24th Street

2023 Writer Written in roughly 30 minutes
Poetry Creative Writing Competition Writing Psychological Narrative Morality

Snapshot

24th Street came out of a prompt I almost didn’t pick: if a machine could erase someone’s memories, but those memories returned later, slightly altered, whose memories would you erase? I had twenty minutes to think and thirty to write, and I spent the first ten of those thirty doing nothing, sitting with a prompt I’d chosen mostly because I disliked the others less. The poem that came out is about a narrator who kills a man in self-defence, then erases her own memory of it out of guilt, but the memory comes back wrong. It returns as something she did deliberately, for no reason at all, just because she wanted to. The poem isn’t really about the killing. It’s about what’s left once the story you tell yourself about your own actions stops being reliable — guilt, womanhood, the fragile architecture of how a mind protects or condemns itself.

Process

I didn’t plan the structure going in; there wasn’t time to. The first stanza arrived almost as panic: short, clipped lines, a narrator running from something she’s already trying not to look at. “I should’ve known” became a refrain almost by accident, repeating itself the way an intrusive thought repeats.

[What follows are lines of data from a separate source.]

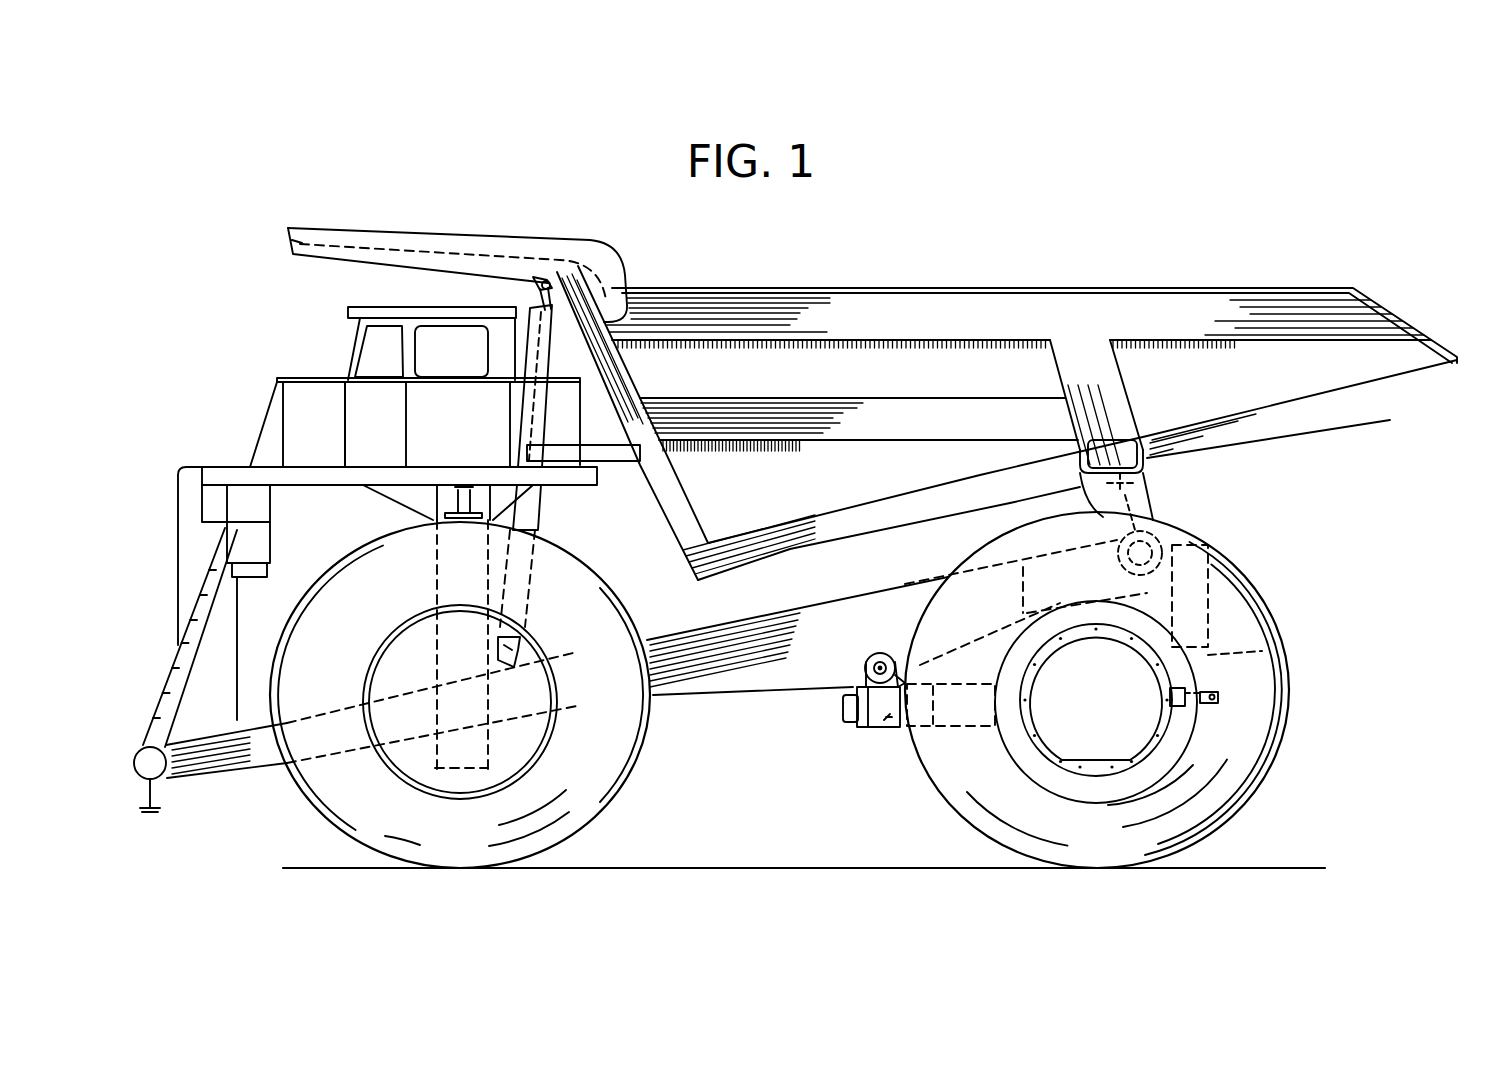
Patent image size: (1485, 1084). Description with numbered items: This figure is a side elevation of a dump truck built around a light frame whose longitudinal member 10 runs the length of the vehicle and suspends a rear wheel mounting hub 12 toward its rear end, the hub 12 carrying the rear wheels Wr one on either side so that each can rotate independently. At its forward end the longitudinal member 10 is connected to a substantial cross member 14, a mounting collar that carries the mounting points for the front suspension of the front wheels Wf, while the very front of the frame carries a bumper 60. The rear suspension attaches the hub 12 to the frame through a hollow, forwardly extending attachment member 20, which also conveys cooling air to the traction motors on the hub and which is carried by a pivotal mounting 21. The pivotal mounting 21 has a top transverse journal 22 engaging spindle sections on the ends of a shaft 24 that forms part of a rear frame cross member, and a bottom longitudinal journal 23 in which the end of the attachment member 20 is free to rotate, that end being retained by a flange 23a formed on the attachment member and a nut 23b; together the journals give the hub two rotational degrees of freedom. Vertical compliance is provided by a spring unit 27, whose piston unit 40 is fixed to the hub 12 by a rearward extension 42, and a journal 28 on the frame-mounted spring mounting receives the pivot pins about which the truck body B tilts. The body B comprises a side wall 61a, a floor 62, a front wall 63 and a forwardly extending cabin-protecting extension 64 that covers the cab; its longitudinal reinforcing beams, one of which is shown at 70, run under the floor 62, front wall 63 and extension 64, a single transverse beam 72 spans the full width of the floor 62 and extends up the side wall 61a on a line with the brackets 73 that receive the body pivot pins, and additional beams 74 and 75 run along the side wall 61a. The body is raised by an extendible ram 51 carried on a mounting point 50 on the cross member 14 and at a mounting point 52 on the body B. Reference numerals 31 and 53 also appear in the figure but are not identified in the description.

The truck body B is at (1007, 389).
The longitudinal member 10 is at (697, 658).
The rear wheel mounting hub 12 is at (1085, 742).
The cross member 14 is at (443, 497).
The attachment member 20 is at (968, 735).
The pivotal mounting 21 is at (857, 670).
The top transverse journal 22 is at (878, 655).
The bottom longitudinal journal 23 is at (870, 728).
The flange 23a is at (900, 748).
The nut 23b is at (843, 718).
The shaft 24 is at (893, 655).
The spring unit 27 is at (1212, 590).
The journal 28 is at (1122, 566).
The rear wheel inner hub 31 is at (1133, 652).
The piston unit 40 is at (1277, 647).
The rearward extension 42 is at (1263, 697).
The mounting point 50 is at (520, 655).
The extendible ram 51 is at (540, 510).
The mounting point 52 is at (540, 284).
The body pivot pin 53 is at (1162, 540).
The bumper 60 is at (147, 760).
The side wall 61a is at (913, 383).
The floor 62 is at (1365, 378).
The front wall 63 is at (677, 513).
The cabin-protecting extension 64 is at (475, 232).
The reinforcing beam 70 is at (857, 527).
The transverse reinforcing beam 72 is at (1118, 393).
The bracket 73 is at (1140, 492).
The additional beam 74 is at (810, 313).
The additional beam 75 is at (978, 420).
The front wheel Wf is at (600, 763).
The rear wheel Wr is at (1228, 780).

The real turn happened by accident, with about a stanza’s worth of time left and nothing to write. I went back to a stanza I’d already written, “i can’t do this / i can’t live like this / his face haunts me” and realised I could use it again, at the end, with one word changed. The first time it appears, it ends in “his memory must go.” The second time, it ends in “i must go.” Same rhythm, same haunting, but the meaning underneath it flips entirely — from erasing him to erasing herself. I hadn’t engineered that as a twist; I stumbled into it because I ran out of time and ideas, and it happened to be exactly the right thing.

My teammates and I reviewed it together afterwards, in the fifteen minutes we were given, and I remember both of us pausing on it: Is this too dark, too much, for a regional writing round? We left it as it was. I submitted it not expecting much, especially next to my teammates, who are genuinely excellent writers and went on to place 25th and 26th, a silver medal finish. I placed 17th out of 200.

We never got the poem back after the round, so the version that exists now is one I rewrote from memory once I got home. It’s close to the original, not identical; a few lines may have shifted slightly in the retelling, but the structure, the repetition, the ending, all of it held.

Reflections

I still very much like this poem. There’s nothing I’d change about it, even though it came out of a kind of panic state. None of it was intentional, not really. I wasn’t sitting there thinking, I’m going to write about guilt, I’m going to write about a woman blaming herself before she blames the situation. It just came out of me. I think that’s part of why I don’t want to touch it now.

Placing 17th changed something in how I see myself as a writer, not because I needed the validation to know I was good, but because there’s a difference between believing that about yourself and having it reflected back by people who don’t know you, who have no reason to be kind about it. My friends weren’t surprised at all, which honestly says more about how they read my writing than how I do. It was less of a discovery and more of a confirmation of something I already half-believed but hadn’t had reason to fully trust yet.

The “what it means to be a woman” thread comes from the line “I should’ve known, I shouldn’t have gone that way.” That’s such a specific, recognisable reflex. Something happens to a woman, and the first instinct, hers and everyone else’s, is to go back and ask what she could have done differently, rather than asking what happened to her. I didn’t sit down to write that into the poem. It just surfaced because it’s a thought pattern I already recognise, in myself and in how I watch other women narrate their own fear.

I rewrote it from memory only a few days after the competition, not months or years later, so I wasn’t reconstructing it from nothing. But I don’t think you can recreate the adrenaline of the original under any conditions — that pressure, that specific thirty minutes, isn’t something you can simulate after the fact, even if you remember every line. Rewriting it didn’t change my relationship to the poem itself. What changed was how I think about writing in general, that some of my best work isn’t going to come from sitting and deliberating. Sometimes it just has to be forced out of me by a clock running down.